A senior advocate, Adegoke Rasheed, said choosing a placeholder had implications should the person fail to step down.
He said neither the INEC nor the court could make such a person relinquish the position, adding that a placeholder could only be withdrawn if he died or voluntarily withdrew.
He said, “Using a placeholder has an implication. The electoral act requires that before a candidate can be replaced or substituted he withdraws or resigns voluntarily; the age of substituting by fiat is gone. I want to believe that such a placeholder will yield to the party’s decision.
“The INEC can’t wade into this, it is an intra-party issue. The court of law cannot help in the matter, in fact going to court by such a political party will lead to the party invalidating his candidature. There’s no provision for a placeholder in the law but a party can do it, it doesn’t constitute an infringement of the law. Except if he dies or withdraws or resigns a placeholder can’t be replaced.”
Another SAN, Rotimi Jacobs, said political parties had just taken advantage of the silence of the Electoral Act on the issue of vice-presidential and deputy-governorship candidate substitution.
He said, “The political parties are just taking advantage of the provision of the Electoral Act: Section 33 permits the candidates to withdraw or an account of death, may be substituted. The political party will conduct another primary election. Or if he voluntarily withdraws, the political party that is affected must within 14 days conduct fresh primary elections to produce another candidate.
“However, in the case of vice-presidents and deputy governors, they don’t conduct primary for them, so the political parties see that as an opening that they can change the names anytime without conducting any primaries.
“That is what they are using but the Electoral Act itself is silent on it. I believe it is the primary that brings in the presidential and governorship candidate but when conducting that nobody talks about the vice-president or the deputy governorship elections.
Another SAN, Lekan Ojo, warned that if parties did not handle the nomination of a placeholder well, it could boomerang. He said, “If they are careless not to take necessary precautions, the placeholders can sit tight and refuse to relinquish it. That is the implication. “
Olanipekun, Ogala,
Meanwhile, some lawyers have contended that the law permits presidential candidates to present surrogate running mates to INEC and replace them with substantive ones later.

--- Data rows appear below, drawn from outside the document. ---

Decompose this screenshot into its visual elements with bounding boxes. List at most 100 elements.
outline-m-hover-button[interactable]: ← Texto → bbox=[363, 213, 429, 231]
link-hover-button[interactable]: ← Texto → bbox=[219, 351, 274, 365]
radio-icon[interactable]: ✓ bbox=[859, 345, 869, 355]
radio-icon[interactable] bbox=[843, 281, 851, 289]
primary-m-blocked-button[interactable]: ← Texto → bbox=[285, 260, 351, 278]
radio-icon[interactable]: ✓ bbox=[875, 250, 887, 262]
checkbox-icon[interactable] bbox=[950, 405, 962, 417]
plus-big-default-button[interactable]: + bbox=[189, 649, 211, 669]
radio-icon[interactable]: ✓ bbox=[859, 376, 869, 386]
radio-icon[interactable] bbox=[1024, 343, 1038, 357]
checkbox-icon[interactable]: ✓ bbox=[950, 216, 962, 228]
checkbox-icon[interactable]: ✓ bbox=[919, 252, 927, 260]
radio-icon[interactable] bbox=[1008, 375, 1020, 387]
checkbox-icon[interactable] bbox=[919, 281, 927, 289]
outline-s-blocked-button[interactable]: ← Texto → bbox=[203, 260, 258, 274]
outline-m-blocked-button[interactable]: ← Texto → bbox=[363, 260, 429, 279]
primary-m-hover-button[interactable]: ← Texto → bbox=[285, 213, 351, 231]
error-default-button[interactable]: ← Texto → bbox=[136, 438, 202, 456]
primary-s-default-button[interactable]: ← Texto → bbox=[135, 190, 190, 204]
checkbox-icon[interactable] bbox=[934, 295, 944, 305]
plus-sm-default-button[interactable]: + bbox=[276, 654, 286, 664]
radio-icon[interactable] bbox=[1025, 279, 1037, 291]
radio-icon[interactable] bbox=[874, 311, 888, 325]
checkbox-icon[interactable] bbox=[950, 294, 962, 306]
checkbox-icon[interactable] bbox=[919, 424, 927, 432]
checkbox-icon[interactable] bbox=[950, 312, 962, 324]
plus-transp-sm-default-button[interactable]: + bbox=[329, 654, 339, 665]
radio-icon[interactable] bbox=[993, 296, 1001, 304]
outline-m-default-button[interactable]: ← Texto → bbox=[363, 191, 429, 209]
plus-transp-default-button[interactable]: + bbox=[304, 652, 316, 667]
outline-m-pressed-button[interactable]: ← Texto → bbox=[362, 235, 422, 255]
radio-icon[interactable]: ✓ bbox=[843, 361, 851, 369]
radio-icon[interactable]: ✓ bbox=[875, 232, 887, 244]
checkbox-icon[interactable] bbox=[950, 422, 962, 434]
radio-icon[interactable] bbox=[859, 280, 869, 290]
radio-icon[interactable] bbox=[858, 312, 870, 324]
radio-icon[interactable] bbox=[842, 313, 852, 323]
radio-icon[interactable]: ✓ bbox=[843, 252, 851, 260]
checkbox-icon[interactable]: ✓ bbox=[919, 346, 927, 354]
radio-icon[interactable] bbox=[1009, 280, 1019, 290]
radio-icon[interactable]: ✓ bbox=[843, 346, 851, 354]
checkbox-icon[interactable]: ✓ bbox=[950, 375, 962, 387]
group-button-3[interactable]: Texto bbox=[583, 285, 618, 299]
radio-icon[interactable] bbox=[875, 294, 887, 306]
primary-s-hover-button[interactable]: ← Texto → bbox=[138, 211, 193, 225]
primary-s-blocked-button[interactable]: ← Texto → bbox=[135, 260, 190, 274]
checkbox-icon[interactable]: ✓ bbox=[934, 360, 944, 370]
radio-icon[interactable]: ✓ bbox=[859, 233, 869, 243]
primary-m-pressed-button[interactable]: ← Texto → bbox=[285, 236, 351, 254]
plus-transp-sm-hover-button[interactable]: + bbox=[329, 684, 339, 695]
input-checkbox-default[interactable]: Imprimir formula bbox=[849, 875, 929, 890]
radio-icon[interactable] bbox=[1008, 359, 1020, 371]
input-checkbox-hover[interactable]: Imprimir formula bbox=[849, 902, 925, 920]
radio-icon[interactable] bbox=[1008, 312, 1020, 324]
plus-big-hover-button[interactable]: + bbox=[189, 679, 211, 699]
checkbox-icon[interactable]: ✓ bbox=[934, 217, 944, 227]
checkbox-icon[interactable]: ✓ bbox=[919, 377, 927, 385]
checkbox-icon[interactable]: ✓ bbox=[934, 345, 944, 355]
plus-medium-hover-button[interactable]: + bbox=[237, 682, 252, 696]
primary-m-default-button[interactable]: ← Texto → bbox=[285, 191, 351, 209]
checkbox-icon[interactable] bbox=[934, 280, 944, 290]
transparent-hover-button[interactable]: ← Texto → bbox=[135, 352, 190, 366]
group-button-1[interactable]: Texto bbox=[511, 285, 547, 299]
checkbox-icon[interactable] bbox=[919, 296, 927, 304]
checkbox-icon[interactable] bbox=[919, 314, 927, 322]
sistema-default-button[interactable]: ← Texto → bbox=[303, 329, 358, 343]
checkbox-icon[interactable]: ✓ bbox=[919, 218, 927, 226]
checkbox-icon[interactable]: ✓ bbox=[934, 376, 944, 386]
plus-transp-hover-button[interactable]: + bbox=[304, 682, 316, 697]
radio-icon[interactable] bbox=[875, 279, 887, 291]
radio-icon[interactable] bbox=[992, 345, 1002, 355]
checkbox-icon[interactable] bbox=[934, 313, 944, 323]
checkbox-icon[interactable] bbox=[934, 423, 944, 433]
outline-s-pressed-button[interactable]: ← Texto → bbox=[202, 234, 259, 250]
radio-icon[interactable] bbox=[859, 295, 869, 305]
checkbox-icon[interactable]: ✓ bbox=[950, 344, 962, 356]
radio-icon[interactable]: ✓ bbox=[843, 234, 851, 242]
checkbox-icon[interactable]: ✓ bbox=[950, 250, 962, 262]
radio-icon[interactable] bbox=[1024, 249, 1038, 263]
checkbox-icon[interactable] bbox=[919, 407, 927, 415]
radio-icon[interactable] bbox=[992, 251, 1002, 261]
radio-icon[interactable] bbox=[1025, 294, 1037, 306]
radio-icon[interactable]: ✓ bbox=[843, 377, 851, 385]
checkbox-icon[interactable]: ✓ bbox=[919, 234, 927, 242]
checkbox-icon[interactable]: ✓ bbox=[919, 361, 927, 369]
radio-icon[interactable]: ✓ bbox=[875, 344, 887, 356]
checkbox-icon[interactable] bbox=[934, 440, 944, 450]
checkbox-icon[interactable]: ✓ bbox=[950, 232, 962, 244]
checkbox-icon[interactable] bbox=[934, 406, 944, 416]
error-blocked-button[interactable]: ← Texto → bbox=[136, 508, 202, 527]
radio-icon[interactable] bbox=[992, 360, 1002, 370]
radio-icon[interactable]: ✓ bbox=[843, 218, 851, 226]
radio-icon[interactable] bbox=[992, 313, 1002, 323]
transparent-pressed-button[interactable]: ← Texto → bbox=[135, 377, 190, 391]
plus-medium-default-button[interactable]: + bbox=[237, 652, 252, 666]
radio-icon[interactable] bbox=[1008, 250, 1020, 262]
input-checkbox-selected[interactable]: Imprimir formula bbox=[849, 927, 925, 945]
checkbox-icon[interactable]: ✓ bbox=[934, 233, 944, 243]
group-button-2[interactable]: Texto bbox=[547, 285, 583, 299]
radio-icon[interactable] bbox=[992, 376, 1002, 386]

The Head of the Legal Directorate of the Tinubu Campaign Organisation, Babatunde Ogala, SAN, stated that the Electoral Act 2022 allows a political party to change its candidates up to when it is three months to an election.
Ogala, a former Legal Adviser of the All Progressives Congress, however, declined to confirm if it was part of the political game or if Tinubu had taken a final decision on his running mate.
Another SAN, Wole Olanipekun, stated that nothing was legally wrong with the placeholding of vice-presidential candidates to beat an election timeline.
All efforts made to reach the APC National Publicity Secretary Felix Morka, failed. As of the time of filing this report, he has yet to return the calls of our correspondent nor attend to the messages sent to his Whatsapp.
Asked why the party submitted the name of a placeholder, National Chairman of the Labour Party, Julius Abure, told our correspondent that it was not an unusual practice in the electoral process.